By 1910, the entropy as a “ghostly quantity” had entered unattributed engineering folklore, such as described in an engineering digest article “The Definition of Entropy” [8]

“Entropy is what someone has called a ‘ghostly quantity’, and it is so intimately connected with mathematics that it cannot be divorced from it.”

In 1914, English biologist James Johnstone commented that entropy is ‘shadowy’: [6]

“Entropy is a shadowy kind of concept, difficult to grasp … but again, we may point out that, the reader who would extend the notion of mechanism into life simply must grasp it.”

Likewise, in 1921 Johnstone argued that “we do not know about things, but only about relations—which are differential equations between, dx, dy, dz, and dt, which symbols, after all, ‘ghosts’ of space and time.” [11]

In circa 1940, German physicist Max Planck famously commented in retrospect on joining the local Physical Society at the University of Berlin in 1889: [1]

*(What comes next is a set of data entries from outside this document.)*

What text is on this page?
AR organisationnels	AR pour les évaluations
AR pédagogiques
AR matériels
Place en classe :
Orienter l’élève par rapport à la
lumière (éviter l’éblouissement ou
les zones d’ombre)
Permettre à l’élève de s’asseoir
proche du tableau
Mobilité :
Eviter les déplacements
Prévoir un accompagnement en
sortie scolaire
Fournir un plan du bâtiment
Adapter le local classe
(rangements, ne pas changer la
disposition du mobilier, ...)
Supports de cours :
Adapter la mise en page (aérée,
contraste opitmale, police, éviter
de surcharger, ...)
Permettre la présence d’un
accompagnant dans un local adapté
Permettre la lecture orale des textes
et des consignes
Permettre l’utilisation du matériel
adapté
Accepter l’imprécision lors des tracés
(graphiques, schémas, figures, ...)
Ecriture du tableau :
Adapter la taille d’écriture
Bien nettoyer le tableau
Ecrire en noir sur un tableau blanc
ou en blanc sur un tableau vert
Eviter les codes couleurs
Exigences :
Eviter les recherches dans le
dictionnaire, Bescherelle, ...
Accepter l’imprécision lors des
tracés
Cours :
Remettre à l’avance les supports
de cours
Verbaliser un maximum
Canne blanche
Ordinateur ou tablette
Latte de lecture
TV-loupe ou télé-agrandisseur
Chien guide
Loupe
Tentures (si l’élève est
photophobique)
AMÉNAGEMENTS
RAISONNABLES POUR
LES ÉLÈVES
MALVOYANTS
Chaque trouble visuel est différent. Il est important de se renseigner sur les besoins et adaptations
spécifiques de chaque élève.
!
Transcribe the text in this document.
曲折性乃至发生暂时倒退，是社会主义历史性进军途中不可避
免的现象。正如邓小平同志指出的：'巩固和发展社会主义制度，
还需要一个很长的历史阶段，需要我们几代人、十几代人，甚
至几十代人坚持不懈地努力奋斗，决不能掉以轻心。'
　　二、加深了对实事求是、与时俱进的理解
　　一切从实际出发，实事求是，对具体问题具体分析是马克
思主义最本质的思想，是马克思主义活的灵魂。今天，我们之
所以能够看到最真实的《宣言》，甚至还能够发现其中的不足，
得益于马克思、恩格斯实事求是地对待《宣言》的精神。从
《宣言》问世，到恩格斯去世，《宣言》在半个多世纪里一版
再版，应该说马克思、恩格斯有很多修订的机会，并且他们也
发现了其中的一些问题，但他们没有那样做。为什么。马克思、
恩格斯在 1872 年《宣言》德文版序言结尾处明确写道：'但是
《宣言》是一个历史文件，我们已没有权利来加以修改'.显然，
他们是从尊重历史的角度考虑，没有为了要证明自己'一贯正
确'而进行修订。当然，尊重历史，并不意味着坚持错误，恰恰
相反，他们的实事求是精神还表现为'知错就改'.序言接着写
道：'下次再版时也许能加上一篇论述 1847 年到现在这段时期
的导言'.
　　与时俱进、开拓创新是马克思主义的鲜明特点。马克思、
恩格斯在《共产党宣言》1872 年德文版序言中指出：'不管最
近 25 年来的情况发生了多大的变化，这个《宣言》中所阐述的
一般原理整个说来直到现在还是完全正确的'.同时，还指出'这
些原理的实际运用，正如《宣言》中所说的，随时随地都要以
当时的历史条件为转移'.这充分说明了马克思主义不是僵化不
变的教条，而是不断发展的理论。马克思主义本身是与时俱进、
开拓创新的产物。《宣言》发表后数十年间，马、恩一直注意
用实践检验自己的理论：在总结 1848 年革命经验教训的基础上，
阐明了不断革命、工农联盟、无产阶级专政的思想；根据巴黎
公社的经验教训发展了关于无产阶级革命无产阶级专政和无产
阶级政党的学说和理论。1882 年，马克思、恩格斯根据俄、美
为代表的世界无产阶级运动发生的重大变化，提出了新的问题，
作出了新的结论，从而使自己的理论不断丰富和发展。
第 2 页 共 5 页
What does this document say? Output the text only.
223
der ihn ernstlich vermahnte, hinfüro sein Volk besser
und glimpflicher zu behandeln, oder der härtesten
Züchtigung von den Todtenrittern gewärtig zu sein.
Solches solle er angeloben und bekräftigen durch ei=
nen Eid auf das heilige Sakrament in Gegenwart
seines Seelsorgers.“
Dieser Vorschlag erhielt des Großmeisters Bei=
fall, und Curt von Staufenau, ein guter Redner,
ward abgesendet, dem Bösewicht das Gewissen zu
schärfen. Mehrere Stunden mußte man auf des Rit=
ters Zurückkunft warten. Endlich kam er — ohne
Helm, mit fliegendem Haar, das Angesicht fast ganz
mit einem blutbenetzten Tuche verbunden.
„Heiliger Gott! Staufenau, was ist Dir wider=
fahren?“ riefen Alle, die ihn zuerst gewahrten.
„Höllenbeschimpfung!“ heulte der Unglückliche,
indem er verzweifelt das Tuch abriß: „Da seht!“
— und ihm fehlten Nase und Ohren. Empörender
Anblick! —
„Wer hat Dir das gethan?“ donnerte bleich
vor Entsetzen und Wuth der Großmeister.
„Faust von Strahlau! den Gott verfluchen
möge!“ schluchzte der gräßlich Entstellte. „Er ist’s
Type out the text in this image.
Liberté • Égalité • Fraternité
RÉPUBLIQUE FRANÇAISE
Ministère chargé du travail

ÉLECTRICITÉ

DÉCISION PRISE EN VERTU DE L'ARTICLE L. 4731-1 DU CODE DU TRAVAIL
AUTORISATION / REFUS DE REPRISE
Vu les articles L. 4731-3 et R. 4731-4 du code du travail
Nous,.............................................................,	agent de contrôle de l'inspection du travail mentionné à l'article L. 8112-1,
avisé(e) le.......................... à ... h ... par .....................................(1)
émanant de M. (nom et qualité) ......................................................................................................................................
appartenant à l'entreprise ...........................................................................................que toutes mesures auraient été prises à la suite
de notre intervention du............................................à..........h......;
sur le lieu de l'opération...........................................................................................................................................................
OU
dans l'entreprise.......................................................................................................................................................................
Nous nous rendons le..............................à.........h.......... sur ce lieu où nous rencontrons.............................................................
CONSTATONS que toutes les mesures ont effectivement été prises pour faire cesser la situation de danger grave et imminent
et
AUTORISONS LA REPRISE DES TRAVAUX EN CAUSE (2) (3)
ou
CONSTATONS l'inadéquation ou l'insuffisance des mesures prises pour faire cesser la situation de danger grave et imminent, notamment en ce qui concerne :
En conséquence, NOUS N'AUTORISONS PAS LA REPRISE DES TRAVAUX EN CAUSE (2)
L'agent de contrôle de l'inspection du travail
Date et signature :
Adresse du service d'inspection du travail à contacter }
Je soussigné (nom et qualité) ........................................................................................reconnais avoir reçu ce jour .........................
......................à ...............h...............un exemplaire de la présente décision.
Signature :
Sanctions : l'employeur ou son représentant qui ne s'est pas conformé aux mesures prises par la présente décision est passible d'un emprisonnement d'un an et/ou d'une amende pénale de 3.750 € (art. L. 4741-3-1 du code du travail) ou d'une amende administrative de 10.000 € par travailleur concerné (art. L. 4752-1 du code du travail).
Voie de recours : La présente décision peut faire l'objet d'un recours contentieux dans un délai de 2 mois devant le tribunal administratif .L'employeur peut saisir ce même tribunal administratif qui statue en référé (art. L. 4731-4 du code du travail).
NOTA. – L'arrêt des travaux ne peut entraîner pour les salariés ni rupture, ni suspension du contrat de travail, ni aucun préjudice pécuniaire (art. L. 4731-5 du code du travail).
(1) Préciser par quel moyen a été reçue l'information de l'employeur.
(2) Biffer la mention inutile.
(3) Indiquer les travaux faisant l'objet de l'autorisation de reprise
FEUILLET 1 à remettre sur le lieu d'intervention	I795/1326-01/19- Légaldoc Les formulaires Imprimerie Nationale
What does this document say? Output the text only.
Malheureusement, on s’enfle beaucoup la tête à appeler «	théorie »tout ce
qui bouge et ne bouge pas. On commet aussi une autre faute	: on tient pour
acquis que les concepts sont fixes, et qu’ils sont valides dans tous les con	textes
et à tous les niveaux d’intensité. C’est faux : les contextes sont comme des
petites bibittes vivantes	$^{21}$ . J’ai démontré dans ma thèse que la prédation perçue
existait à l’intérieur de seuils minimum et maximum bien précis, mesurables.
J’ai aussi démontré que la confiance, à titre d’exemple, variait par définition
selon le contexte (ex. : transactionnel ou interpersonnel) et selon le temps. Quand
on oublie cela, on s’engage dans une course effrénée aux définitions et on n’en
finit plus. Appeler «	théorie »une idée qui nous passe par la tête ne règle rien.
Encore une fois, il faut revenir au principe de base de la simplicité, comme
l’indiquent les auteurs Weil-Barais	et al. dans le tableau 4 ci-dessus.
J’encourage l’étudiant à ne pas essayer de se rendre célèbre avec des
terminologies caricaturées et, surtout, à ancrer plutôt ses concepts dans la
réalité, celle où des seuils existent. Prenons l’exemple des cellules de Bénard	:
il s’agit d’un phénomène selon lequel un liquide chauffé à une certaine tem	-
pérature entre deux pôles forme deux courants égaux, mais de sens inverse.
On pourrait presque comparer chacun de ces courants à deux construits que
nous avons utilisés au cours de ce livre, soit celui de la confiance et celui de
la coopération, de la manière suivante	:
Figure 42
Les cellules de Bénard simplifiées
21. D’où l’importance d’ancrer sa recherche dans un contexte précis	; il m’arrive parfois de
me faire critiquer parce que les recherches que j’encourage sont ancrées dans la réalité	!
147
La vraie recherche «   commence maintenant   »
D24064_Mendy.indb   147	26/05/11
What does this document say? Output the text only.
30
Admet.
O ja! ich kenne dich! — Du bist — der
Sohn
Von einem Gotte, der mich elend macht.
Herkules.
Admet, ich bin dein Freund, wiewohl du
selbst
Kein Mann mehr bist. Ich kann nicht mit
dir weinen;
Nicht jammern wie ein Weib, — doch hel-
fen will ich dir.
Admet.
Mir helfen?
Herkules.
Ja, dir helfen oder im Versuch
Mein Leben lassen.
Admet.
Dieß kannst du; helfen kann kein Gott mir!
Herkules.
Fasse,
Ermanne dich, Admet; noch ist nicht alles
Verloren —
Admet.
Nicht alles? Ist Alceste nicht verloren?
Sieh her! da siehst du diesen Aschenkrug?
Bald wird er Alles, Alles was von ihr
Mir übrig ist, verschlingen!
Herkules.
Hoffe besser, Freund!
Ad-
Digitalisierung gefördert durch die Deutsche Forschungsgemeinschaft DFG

“In those days I was essentially the only theoretical physicist there, whence things were not so easy for me, because I started mentioning entropy, but this was not quite fashionable, since it was regarded as a mathematical spook.”

References
1. Perry, John. (1899). The Steam Engine and Gas and Oil Engines (entropy, pg. 344). MacMillan.
2. Planck, Max. (1903). “Article”, The Electrician, 50: 694, Feb 13.
3. Heaviside, Oliver. (1903). “Article”, The Electrician, 50: 735, Feb 20.
4. Planck, Max. (1903). “Article”, The Electrician, 50: 821, Mar 06.
5. Johnstone, James. (1914). The Philosophy of Biology (pg. 54). Cambridge: University Press.
6. Planck, Max. (c.1940s). "commented in retrospect on joining the local Physical Society at the University of Berlin in 1889." [reference needed].
7. Berry, Charles W. (1902). The Temperature-Entropy Diagram (pg. ix). J. Wiley and Sons.
8. Anon. (1910). “The Definition of Entropy”, Industrial Engineering and the Engineering Digest, 7: 291-92. April.
9. Perry, John. (1903). “Review: Entropy: The Thermodynamics of Heat-Engines by James Swinburne”, Nature, 67: 602-05, April 30.
10. Neilson, Robert N. (1902). The Steam Turbine (pg. 70). Longmans, Green and Co.
11. Johnstone, James. (1921). The Mechanism of Life in Relation to Modern Physical Theory (pg. viii). Longmans, Green & Co.